L'ordonnance de clôture a été rendue le 11 avril 2019.
SUR CE :
Sur le motif économique
Aux termes des articles L.1233-2 et L.1233-3 du code du travail, tout licenciement pour motif économique doit être justifié par une cause réelle et sérieuse et constitue un licenciement pour motif économique le licenciement effectué par un employeur pour un ou plusieurs motifs non inhérents à la personne du salarié résultant d'une suppression ou transformation d'emploi ou d'une modification, refusée par le salarié, d'un élément essentiel de son contrat de travail, consécutives notamment à des difficultés économiques ou à des mutations technologiques.
Une réorganisation de l'entreprise constitue un motif économique autonome de licenciement.
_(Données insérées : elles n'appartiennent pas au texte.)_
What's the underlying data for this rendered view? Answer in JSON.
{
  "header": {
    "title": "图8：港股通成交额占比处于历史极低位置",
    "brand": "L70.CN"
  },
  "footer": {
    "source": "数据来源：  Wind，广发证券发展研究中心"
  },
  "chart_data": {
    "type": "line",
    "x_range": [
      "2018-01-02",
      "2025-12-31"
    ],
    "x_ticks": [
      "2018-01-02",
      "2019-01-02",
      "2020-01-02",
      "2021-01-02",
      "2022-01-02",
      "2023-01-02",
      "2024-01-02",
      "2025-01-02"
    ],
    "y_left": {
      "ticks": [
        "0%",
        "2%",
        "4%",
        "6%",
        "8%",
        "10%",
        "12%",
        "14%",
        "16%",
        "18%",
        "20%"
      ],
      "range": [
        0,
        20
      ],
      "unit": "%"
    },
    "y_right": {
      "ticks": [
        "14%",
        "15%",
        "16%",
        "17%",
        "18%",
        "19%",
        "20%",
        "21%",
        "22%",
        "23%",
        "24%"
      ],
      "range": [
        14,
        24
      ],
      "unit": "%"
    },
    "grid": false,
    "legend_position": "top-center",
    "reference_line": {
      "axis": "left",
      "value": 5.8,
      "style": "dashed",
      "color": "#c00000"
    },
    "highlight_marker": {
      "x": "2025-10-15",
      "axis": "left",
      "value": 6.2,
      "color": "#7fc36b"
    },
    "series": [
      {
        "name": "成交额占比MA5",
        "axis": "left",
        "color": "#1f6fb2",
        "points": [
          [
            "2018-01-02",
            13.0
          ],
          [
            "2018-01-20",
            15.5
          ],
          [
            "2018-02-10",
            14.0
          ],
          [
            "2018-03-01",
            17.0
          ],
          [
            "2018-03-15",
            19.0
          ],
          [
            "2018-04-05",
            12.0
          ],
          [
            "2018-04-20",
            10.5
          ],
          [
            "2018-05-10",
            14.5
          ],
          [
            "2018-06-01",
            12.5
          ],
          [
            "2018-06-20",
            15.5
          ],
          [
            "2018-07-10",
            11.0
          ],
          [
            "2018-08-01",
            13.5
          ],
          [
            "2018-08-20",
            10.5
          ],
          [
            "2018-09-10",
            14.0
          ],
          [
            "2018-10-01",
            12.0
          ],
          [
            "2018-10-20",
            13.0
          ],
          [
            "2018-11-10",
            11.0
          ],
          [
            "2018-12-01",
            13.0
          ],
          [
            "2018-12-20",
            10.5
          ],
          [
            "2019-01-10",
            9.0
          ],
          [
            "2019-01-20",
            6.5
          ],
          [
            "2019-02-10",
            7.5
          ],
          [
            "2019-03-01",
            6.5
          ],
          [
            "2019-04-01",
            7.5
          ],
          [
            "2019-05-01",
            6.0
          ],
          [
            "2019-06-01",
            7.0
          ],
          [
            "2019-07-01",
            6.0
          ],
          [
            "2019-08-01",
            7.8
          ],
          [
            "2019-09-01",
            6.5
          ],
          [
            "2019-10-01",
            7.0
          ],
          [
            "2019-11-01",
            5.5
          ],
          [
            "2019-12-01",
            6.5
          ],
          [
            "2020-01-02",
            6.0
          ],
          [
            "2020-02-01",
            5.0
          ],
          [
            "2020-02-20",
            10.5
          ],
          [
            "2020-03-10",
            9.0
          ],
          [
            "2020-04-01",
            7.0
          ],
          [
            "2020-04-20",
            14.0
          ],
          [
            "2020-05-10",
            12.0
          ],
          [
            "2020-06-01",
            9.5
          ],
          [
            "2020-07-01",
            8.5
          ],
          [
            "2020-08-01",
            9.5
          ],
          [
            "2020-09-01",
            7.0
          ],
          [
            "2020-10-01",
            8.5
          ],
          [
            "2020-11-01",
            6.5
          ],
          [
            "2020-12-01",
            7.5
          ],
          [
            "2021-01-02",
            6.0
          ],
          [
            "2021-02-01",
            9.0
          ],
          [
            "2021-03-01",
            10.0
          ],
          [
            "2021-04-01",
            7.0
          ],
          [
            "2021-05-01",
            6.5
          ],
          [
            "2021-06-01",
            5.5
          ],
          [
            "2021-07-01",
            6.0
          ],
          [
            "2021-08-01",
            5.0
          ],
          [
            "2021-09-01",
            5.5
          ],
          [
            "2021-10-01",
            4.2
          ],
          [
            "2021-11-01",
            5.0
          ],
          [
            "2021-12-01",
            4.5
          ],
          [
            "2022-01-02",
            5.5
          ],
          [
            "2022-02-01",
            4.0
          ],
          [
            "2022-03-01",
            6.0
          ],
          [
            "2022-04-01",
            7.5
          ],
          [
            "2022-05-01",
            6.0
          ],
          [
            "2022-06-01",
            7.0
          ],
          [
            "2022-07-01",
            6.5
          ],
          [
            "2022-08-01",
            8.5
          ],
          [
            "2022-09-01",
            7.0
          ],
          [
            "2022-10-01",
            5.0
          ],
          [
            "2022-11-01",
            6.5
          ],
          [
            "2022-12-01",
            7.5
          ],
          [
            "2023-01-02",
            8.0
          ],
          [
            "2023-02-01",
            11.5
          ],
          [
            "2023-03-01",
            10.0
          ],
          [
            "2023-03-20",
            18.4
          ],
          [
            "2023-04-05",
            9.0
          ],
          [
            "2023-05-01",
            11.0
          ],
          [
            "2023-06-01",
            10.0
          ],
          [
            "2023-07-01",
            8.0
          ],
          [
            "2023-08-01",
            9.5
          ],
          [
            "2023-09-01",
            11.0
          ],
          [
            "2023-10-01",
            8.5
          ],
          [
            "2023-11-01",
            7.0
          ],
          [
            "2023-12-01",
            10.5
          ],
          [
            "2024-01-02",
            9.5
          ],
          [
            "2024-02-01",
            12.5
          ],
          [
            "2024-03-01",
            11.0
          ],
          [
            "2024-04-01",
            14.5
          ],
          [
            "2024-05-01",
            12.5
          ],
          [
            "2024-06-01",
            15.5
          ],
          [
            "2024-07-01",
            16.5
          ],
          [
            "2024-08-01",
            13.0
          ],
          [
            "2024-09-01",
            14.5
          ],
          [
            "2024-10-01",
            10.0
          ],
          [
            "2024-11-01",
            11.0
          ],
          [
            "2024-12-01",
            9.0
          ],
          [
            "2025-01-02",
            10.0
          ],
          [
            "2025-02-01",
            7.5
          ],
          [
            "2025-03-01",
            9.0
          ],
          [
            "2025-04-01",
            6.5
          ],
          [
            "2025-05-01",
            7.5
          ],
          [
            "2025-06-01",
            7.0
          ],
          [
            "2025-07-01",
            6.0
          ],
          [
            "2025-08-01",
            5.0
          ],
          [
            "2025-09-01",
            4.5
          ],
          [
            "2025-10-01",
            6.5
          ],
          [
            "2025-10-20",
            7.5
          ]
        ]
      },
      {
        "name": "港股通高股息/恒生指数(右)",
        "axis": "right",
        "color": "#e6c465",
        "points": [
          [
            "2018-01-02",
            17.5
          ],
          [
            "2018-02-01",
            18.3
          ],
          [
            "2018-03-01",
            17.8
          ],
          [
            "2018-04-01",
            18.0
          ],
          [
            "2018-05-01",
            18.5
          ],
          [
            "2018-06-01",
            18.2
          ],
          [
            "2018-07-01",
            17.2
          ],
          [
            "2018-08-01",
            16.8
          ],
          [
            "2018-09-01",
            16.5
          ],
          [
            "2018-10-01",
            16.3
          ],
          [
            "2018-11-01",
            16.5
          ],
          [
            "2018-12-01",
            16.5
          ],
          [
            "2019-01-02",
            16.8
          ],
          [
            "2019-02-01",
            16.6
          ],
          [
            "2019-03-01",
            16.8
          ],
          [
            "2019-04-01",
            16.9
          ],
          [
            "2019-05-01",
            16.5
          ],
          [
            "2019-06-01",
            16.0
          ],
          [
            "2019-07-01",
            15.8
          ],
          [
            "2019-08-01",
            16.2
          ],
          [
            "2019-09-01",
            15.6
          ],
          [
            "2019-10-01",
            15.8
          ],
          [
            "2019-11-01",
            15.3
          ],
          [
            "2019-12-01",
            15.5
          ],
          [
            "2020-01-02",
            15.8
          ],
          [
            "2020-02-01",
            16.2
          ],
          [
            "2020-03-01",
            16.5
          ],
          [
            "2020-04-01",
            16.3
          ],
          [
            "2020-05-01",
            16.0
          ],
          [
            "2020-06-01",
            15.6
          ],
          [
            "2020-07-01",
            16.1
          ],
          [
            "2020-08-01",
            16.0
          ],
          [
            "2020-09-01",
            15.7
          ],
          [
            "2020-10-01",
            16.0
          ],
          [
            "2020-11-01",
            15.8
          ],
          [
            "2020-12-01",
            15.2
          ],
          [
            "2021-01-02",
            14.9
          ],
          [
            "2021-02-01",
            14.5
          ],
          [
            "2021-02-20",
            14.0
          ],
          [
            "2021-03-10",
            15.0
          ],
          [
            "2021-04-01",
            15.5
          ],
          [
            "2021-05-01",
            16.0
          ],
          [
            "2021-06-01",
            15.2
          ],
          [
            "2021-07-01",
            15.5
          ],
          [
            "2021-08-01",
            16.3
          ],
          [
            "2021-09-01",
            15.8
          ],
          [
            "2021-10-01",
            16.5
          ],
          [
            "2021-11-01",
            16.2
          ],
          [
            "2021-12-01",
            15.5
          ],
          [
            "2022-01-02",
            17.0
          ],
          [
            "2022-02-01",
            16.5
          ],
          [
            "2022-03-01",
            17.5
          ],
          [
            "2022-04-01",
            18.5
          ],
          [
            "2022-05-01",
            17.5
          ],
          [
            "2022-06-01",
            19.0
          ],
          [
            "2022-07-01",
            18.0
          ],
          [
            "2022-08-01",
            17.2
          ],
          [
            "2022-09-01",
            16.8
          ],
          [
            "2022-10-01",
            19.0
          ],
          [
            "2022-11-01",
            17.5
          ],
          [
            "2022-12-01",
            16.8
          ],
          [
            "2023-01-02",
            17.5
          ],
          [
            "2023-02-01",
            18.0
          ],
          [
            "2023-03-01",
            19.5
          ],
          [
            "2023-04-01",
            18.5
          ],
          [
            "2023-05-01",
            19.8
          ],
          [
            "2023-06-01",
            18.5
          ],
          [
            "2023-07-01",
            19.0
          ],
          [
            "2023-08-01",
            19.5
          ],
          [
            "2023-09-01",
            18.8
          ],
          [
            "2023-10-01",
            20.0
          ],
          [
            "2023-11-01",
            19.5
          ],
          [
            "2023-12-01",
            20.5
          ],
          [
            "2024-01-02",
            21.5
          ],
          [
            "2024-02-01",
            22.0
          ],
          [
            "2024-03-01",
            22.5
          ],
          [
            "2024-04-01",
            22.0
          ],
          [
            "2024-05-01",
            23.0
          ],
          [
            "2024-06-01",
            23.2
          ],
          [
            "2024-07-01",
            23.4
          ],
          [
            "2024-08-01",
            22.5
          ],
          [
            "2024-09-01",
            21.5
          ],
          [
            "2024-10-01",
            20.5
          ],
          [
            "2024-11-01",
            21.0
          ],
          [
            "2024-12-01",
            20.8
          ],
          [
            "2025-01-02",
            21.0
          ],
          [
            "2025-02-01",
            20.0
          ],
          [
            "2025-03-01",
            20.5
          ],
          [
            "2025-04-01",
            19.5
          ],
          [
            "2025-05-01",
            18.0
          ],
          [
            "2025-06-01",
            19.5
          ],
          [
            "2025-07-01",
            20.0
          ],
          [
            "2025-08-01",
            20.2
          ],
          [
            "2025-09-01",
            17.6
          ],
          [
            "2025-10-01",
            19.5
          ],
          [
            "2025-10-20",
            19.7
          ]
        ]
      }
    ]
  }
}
Il appartient au juge de de vérifier qu'une telle mesure était destinée à sauvegarder la compétitivité de l'entreprise.
Lorsqu'une entreprise fait partie d'un groupe, les difficultés économiques de l'employeur doivent s'apprécier tant au sein de la société, qu'au regard de la situation économique du groupe de sociétés exerçant dans le même secteur d'activité.
Le juge prud'homal est tenu de contrôler le caractère réel et sérieux du motif économique du licenciement, de vérifier l'adéquation entre la situation économique de l'entreprise et les mesures affectant l'emploi ou le contrat de travail envisagées par l'employeur, mais il ne peut se substituer à ce dernier quant aux choix qu'il effectue dans la mise en 'uvre de la réorganisation.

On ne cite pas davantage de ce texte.